Zaman öğretiyor. Geçen ay pencerelerden dışarı
çıkamayacağımı öğrendim mesela, belki de 100 kere kafamı o şeye vurduktan
sonra. Dışarıyı gösteriyor ama geçilmiyor. Garip farklı bir şey. Mesela dün
akşam da türk dizilerinin matematiğini öğrendim. İyiler hep çok iyi ve kötüler
hep iyilerden aptal. Hep bu matematik üzerine kurulu. Züheyla Hanım hala her
gece dizi izliyor ama ben artık sıkıldım. Kumandanın üstünde zıpladıysam da bir
türlü kanal değiştirecek güce sahip değilim.
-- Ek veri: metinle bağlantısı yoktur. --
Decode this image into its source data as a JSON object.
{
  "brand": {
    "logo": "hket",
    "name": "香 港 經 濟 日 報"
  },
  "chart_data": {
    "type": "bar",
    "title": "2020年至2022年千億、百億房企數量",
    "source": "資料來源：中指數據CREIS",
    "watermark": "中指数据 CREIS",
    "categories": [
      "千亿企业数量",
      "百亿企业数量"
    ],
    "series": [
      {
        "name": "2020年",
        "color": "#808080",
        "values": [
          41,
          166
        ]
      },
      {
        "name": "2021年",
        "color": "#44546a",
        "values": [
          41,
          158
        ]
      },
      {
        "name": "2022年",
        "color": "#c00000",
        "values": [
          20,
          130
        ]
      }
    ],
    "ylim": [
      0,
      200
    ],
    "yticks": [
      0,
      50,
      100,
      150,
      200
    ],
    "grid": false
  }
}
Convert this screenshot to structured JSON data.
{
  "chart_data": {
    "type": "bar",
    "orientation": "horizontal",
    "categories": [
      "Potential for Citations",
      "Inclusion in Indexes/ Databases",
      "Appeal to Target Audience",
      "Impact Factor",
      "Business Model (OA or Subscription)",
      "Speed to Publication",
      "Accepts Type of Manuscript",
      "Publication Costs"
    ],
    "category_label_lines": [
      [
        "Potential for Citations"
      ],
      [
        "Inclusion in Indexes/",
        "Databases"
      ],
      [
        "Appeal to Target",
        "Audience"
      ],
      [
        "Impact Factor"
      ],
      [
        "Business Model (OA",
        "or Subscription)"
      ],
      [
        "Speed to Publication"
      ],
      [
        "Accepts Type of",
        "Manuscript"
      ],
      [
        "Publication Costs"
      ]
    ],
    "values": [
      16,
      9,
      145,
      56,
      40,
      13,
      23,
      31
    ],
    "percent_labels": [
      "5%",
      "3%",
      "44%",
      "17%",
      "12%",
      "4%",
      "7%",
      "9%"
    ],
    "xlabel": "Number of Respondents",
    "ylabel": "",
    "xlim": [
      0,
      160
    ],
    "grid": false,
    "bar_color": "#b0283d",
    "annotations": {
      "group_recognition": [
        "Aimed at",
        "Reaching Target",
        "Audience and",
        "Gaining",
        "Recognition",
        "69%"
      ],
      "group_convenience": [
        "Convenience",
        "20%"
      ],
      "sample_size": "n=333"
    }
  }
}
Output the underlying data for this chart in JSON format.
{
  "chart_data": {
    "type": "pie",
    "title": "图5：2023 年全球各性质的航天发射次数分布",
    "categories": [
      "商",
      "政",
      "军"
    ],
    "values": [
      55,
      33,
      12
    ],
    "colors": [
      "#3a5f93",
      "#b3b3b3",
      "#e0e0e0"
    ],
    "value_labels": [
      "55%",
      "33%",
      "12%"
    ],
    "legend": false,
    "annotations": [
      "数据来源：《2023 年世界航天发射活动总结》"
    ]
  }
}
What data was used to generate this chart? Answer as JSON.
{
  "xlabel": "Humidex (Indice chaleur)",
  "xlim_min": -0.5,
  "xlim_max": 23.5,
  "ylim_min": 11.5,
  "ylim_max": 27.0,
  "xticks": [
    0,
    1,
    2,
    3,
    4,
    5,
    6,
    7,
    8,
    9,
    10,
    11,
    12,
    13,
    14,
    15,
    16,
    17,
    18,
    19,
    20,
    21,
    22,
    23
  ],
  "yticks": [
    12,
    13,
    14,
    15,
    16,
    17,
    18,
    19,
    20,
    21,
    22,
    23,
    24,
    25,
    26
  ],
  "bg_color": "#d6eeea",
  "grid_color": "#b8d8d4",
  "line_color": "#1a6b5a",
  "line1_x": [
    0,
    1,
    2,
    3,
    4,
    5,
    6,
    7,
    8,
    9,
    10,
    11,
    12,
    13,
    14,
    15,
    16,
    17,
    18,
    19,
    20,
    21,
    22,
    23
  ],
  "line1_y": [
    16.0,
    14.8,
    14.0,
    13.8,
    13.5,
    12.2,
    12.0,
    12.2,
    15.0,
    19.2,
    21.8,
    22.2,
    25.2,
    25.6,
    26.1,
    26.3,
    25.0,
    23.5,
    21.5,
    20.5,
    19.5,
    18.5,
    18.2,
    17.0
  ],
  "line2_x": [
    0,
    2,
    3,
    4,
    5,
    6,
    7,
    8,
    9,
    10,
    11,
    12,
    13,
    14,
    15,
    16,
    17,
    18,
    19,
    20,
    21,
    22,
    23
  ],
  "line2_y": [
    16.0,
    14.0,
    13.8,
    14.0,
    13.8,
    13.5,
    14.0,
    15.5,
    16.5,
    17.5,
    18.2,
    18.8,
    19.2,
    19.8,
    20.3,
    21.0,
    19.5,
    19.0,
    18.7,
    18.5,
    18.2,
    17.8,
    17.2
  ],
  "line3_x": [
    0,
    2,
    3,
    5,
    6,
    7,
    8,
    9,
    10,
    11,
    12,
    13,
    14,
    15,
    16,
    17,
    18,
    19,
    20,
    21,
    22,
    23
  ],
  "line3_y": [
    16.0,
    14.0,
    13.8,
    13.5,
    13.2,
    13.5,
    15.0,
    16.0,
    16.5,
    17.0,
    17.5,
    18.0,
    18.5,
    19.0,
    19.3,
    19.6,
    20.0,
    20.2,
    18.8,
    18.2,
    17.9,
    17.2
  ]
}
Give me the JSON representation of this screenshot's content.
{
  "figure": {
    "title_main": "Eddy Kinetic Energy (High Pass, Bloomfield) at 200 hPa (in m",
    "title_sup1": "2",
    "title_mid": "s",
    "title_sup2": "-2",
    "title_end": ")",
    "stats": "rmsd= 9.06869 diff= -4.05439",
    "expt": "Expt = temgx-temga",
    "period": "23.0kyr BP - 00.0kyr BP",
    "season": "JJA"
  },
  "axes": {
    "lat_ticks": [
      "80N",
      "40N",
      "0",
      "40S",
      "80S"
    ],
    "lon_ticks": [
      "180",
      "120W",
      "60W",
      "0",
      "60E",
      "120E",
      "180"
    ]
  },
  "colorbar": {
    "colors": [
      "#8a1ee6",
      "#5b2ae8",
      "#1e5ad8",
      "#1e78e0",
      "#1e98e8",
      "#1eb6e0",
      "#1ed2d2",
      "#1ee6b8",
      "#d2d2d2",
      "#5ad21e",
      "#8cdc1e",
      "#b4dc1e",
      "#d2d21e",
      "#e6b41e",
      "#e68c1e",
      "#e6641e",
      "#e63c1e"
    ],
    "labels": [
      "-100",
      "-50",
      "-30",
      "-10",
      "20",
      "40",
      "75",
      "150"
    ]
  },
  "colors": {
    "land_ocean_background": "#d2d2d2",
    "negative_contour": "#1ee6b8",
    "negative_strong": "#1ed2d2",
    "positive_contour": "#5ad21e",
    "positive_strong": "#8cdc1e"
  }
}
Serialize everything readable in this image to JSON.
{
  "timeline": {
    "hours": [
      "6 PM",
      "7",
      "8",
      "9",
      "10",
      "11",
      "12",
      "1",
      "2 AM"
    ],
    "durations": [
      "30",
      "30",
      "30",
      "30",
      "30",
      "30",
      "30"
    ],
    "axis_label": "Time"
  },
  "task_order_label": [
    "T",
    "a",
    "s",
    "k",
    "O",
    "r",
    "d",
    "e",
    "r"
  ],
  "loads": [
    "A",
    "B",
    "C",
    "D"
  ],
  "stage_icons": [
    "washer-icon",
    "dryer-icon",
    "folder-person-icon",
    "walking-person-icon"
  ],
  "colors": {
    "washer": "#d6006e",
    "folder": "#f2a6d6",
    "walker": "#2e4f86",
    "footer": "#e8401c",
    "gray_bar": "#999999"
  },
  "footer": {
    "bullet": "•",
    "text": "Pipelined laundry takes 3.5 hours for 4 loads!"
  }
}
İçerisi çok sıcak ve bunalıyorum. Hanımefendi merhum
kocasından kalan tüm maaşını ısınmaya ve yemeğe harcıyor. Ayda bir gelip
alışverişini yapan farklı enerjiler aldığım –kadın mı erkek mi belli değil-
torununa da biraz para veriyor ve geçinip gidiyor. Kombi hep en üst derece
yanıyor ve içeriyi hiç havaladırmıyor. Hafif bir cam açsa ölüp kurtulacağım ama
yok. Oksijensizlik benim tüm hayat enerjimi sömürüyor
İki kısa ayrıntı:
Bir. Bu evi ben seçmedim, ben bu evde doğdum. Annem dünyaya
gelir gelmez hamile kalmış ve beni dünyaya getirmişti.
İki. Evde başka sinekler de vardı. Çok sevmesem de avizenin
etrafını beraber tavaf eder ve haç vazifemizi yerine getirirdik. Sonra büyük
kısmı bir birkaç ay önce bir portakal kabuğunun altında kalarak vefat etti.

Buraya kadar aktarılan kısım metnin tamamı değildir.